Dans sa réplique du 5 octobre 2015, le plaignant conteste les arguments et les justifications de la SSR et maintient que les propos du couplet incriminé portent bien atteinte à la
liberté de croyance et sont discriminatoires. Il soutient que le couplet en question a si peu de
rapport avec le reste de la chanson et sa finalité présumée qu’il peut être considéré comme
une œuvre distincte, parallèle, le reste de la chanson ne constituant qu’un alibi.
F.
Dans sa duplique du 21 octobre 2015, la SSR persiste intégralement dans les termes
et conclusions de sa prise de position et conteste tous les allégués du plaignant. Elle soutient
que la chanson illustre parfaitement le registre de la parodie et que la mélodie et le texte de la
chanson permettent d’écarter toute finalité d’avoir voulu rabaisser la foi de manière blessante,
d’avoir voulu la ridiculiser méchamment et la bafouer de façon vile. Selon elle, le mot « putain »

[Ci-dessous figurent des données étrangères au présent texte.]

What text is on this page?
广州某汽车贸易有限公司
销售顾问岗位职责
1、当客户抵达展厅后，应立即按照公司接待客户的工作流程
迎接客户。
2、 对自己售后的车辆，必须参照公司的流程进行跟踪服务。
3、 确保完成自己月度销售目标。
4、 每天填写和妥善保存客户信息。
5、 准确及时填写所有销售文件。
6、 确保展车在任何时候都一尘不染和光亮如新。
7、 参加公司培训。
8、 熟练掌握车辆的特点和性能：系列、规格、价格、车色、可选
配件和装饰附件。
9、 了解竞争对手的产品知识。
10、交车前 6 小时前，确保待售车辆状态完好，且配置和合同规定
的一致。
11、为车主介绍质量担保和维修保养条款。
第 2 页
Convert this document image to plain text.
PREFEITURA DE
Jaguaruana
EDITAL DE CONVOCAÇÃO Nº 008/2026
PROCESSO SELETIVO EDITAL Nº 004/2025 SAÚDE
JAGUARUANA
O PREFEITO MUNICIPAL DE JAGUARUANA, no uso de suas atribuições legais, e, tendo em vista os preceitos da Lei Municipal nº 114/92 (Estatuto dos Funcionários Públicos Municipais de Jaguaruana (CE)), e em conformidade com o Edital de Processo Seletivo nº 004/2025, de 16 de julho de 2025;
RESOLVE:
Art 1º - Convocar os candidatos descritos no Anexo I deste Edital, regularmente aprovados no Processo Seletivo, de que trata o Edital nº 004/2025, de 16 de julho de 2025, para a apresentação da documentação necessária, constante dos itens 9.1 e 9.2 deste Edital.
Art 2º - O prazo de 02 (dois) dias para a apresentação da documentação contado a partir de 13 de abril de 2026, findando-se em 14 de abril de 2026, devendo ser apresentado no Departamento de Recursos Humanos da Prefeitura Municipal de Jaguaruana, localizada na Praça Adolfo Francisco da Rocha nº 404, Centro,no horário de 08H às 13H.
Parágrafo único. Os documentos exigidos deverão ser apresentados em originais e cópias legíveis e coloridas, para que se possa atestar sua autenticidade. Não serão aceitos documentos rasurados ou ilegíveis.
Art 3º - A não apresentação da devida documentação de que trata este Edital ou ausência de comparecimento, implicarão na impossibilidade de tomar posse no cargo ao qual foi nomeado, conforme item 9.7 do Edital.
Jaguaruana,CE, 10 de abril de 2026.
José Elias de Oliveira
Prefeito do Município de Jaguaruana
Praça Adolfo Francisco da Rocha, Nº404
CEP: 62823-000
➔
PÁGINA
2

se réfère clairement au mot « symbolique » et non « aux miracles et aux saints ».
G.
Dans ses remarques du 25 octobre 2015, le plaignant observe, contrairement à la RTS,
que les termes «putain de symbolique des miracles et des saints » sont indissociables et le
sens qui découle de leur association absolument incontestable.
H.
L’AIEP a informé les parties qu’elle allait délibérer publiquement sur la plainte, dès lors
qu’aucun intérêt privé digne de protection ne s’y opposait (art. 97 al. 1 LRTV).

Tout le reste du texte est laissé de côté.